Jenny cried when she told him about the nasty neighbours and they both hoped that the incident was a one-off.

It wasn’t.

As soon as Jenny settled to read and relax on the patio, the noise would start. Weekends or weekdays, it made no difference. Other neighbours asked the family to turn the noise down and were met with the customary obscene gestures and insults. The female would get very excited and pull down her boob tube, exposing a pair of pallid and pendulous breasts to anyone unfortunate  enough to be looking.

In order to regain some privacy if not peace, Jenny’s husband and a couple of friends laid some paving stones at top end of the garden and erected a garden shed which effectively blocked the view of the patio from the noisy neighbours, who screamed abuse  throughout but were unable to prevent progress.

That was when the warfare started in earnest.
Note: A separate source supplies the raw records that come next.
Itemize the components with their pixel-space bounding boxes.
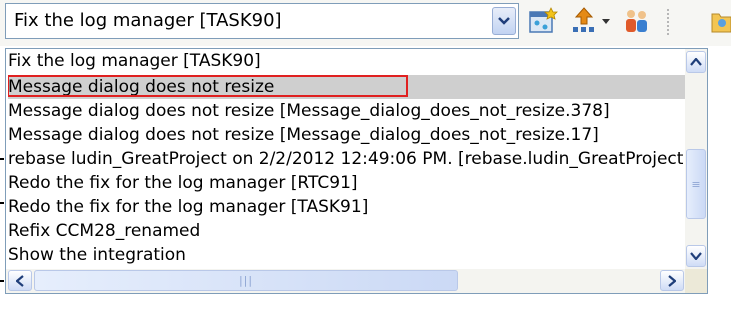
horizontal-scrollbar[interactable]: ||| xyxy=(6,269,686,293)
list-item[interactable]: Redo the fix for the log manager [TASK91… xyxy=(8,195,686,219)
dropdown-arrow-icon[interactable] xyxy=(600,6,612,36)
list-item[interactable]: rebase ludin_GreatProject on 2/2/2012 12… xyxy=(8,147,686,171)
combo-value: Fix the log manager [TASK90] xyxy=(14,10,282,31)
list-item[interactable]: Message dialog does not resize [Message_… xyxy=(8,99,686,123)
list-item[interactable]: Show the integration xyxy=(8,243,686,267)
arrow-left-icon[interactable] xyxy=(8,270,32,291)
list-item[interactable]: Fix the log manager [TASK90] xyxy=(8,49,686,73)
chevron-down-icon[interactable] xyxy=(492,7,516,35)
folder-icon[interactable] xyxy=(710,6,731,36)
arrow-right-icon[interactable] xyxy=(660,270,684,291)
arrow-down-icon[interactable] xyxy=(686,245,706,267)
scrollbar-corner xyxy=(685,269,707,293)
arrow-up-icon[interactable] xyxy=(686,51,706,73)
task-combo-box[interactable]: Fix the log manager [TASK90] xyxy=(5,3,519,39)
list-item-label: Message dialog does not resize xyxy=(8,77,275,97)
horizontal-scroll-thumb[interactable]: ||| xyxy=(34,270,458,291)
list-item[interactable]: Message dialog does not resize [Message_… xyxy=(8,123,686,147)
upload-icon[interactable] xyxy=(570,6,598,36)
team-icon[interactable] xyxy=(622,6,652,36)
window-edge-marks xyxy=(0,150,4,300)
vertical-scroll-thumb[interactable]: ≡ xyxy=(686,149,706,219)
list-item[interactable]: Refix CCM28_renamed xyxy=(8,219,686,243)
toolbar-separator xyxy=(667,9,671,35)
list-item[interactable]: Redo the fix for the log manager [RTC91] xyxy=(8,171,686,195)
list-viewport: Fix the log manager [TASK90] Message dia… xyxy=(6,49,686,269)
vertical-scrollbar[interactable]: ≡ xyxy=(685,49,707,269)
toolbar: Fix the log manager [TASK90] xyxy=(0,0,731,46)
new-query-icon[interactable] xyxy=(528,6,560,36)
list-item-selected[interactable]: Message dialog does not resize xyxy=(8,75,686,99)
task-dropdown-list[interactable]: Fix the log manager [TASK90] Message dia… xyxy=(5,48,708,294)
First of all their car boot was broken into in the night. The offenders didn’t steal much and the insurance covered the damage and what was taken but it was another blot on the landscape of their first home together.

Then someone set fire to the front garden gate – in the middle of the night again. The fire was soon put out but the attendance of the fire brigade and the police escalated the incident to a new level. Jenny had no proof of who was behind the fire but the fact that the noisy neighbours were spotted grinning and jeering in the crowd watching the fire engine, was a possible clue.

The son of the family tried to set the garden shed alight but was caught in the act and went off for a spell of juvenile detention.

The loss of her only son inflamed the female even further; their house was next door to the local convenience store and she took to watching from her front room window and pouncing like some malevolent trapdoor spider on anyone that she felt might have reported her son to the police.

Jenny and her husband stuck to the safety of supermarket shopping.

The end of summer was welcomed as a respite from the karaoke parties and nocturnal nastiness, but the return of the prodigal son caused an unwitting end to the hostilities anyway. The police kept him under surveillance once he came home and within a very short time the house was successfully raided for drugs and stolen goods.

The neighbourhood had been under the impression that the horrendous family had bought the house years before and that was why they behaved in such a proprietorial way. Not so. They were  council tenants and the housing department were gleeful at having finally found a solid reason to evict them.

Some of the neighbours came out to watch on the day of the eviction; arms folded and grim smiles as the bailiffs changed the locks and two of the older males were arrested for assaulting a female police officer. This was before the age of ASBOs but the evicted tenants were left under no illusions about what might happen – legally or illegally – if they returned to the property.

When the summer came round again, being able to sit out in the garden was something Jenny had looked forward to but the damage had been done and she never felt that she could relax there again.

It was a relief when they had to move North for her husband’s work.

The little house was rented to a young couple with a child who treated it with a complete lack of care and respect. When their tenancy came to an end, the house was put on the market and managed by the most inept bunch of estate agents going.

Miles away, in a rented house herself, Jenny received a phone call to say that the house had been broken into. The estate agent had left the back door keys in the kitchen drawer and as a consequence the burglars had been able remove the fridge freezer and the washing machine – both of which had been wedding presents just a few years before. They tried to remove the boiler too but failed and the estate agent had to foot the repair bill.

Jenny and her husband sold the house eventually and after a few trips South to visit family, they stopped feeling the need to drive past their old home.